Tak berselang lama, suara tembakan dar, der, dor terdengar. Setiap wartawan berkesempatan menembakkan tiga timah panas dengan pistol jenis Sigsauer atau G2/Combat dalam lomba tembak yang memperebutkan medali. Intruktur pendamping tampak sibuk mengarahkan dan membimbing para penembak anyaran ini. Tidak sedikit dari mereka yang kaget ketika peluru terlontar letusan pistol.

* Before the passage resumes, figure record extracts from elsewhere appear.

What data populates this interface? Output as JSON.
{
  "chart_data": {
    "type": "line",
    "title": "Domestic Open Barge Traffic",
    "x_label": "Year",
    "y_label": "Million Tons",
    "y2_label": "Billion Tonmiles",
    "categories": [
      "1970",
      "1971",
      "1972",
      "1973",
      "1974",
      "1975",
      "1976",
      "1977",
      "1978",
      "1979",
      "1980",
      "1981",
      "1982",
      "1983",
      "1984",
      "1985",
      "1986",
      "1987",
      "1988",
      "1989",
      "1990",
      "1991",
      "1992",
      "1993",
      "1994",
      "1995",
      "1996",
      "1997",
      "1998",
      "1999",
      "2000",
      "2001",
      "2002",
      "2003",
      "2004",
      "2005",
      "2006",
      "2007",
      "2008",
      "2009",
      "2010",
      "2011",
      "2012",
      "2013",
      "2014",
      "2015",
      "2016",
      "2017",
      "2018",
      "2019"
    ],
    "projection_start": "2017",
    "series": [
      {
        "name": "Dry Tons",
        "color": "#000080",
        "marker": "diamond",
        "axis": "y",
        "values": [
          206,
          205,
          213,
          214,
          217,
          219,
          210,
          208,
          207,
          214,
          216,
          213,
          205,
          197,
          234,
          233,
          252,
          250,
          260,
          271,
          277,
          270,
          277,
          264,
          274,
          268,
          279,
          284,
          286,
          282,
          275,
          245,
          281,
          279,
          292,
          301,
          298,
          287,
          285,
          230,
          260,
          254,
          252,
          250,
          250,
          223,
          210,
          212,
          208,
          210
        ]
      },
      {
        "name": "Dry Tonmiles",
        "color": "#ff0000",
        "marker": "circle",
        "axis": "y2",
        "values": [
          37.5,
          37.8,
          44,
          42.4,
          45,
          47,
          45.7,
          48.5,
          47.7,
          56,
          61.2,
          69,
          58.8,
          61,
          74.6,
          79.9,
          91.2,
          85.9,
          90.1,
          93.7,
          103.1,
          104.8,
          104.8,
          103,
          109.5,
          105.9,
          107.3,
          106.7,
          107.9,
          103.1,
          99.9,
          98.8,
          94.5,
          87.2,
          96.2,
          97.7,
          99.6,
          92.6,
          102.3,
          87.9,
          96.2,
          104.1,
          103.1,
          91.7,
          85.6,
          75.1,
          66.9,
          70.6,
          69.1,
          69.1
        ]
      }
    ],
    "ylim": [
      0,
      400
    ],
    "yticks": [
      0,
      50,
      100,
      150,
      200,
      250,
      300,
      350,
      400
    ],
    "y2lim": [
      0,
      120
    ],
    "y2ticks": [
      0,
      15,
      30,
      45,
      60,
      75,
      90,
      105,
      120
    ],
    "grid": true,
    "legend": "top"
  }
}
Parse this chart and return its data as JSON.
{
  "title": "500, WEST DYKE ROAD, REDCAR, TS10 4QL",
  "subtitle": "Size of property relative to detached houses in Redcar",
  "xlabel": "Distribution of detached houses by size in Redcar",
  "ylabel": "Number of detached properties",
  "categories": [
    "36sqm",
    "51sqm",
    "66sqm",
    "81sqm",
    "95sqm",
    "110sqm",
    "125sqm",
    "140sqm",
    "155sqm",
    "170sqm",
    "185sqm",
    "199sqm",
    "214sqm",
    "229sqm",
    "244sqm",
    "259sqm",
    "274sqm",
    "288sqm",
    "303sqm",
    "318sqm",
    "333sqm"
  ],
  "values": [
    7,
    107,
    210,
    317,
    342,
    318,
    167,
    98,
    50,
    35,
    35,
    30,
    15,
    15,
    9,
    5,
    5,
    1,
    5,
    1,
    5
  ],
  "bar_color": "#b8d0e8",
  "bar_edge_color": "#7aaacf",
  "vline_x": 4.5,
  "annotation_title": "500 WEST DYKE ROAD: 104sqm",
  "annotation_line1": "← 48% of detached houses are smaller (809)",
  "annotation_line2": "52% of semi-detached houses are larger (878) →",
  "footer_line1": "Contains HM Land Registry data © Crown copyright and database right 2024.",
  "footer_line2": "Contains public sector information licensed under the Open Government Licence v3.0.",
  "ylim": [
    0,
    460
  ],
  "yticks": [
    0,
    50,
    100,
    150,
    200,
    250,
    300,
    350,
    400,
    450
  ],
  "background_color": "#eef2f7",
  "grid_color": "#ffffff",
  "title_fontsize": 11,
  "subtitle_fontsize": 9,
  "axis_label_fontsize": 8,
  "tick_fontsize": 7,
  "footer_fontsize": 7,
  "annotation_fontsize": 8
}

Memang, saat letusan terdengar terjadi hentakan kuat ditangan dan membuat bidikan melesat jauh. Bahkan, saking kagetnya, ada salah seorang pewarta yang enggan melanjutkan aksi menembaknya. Pewarta pria dari salah satu TV lokal di Kota Solo ini langsung meletakkan pistol, perlengkapan keamanan seperti kacamata dan pelindung telinga.

“Sudah-sudah,” teriak pria yang akrab disapa Adit tersebut.

Dari sekian banyak wartawan yang tidak mengenai sasaran plat tembak, beberapa diantaranya berhasil menaklukkan tantangan menembak, diantaranya Yoyok Sunaryo, Arif Nuryanto dan Johanes. Ketiganya berhasil menembak tepat sasaran dan bersaing kebabak berikutnya.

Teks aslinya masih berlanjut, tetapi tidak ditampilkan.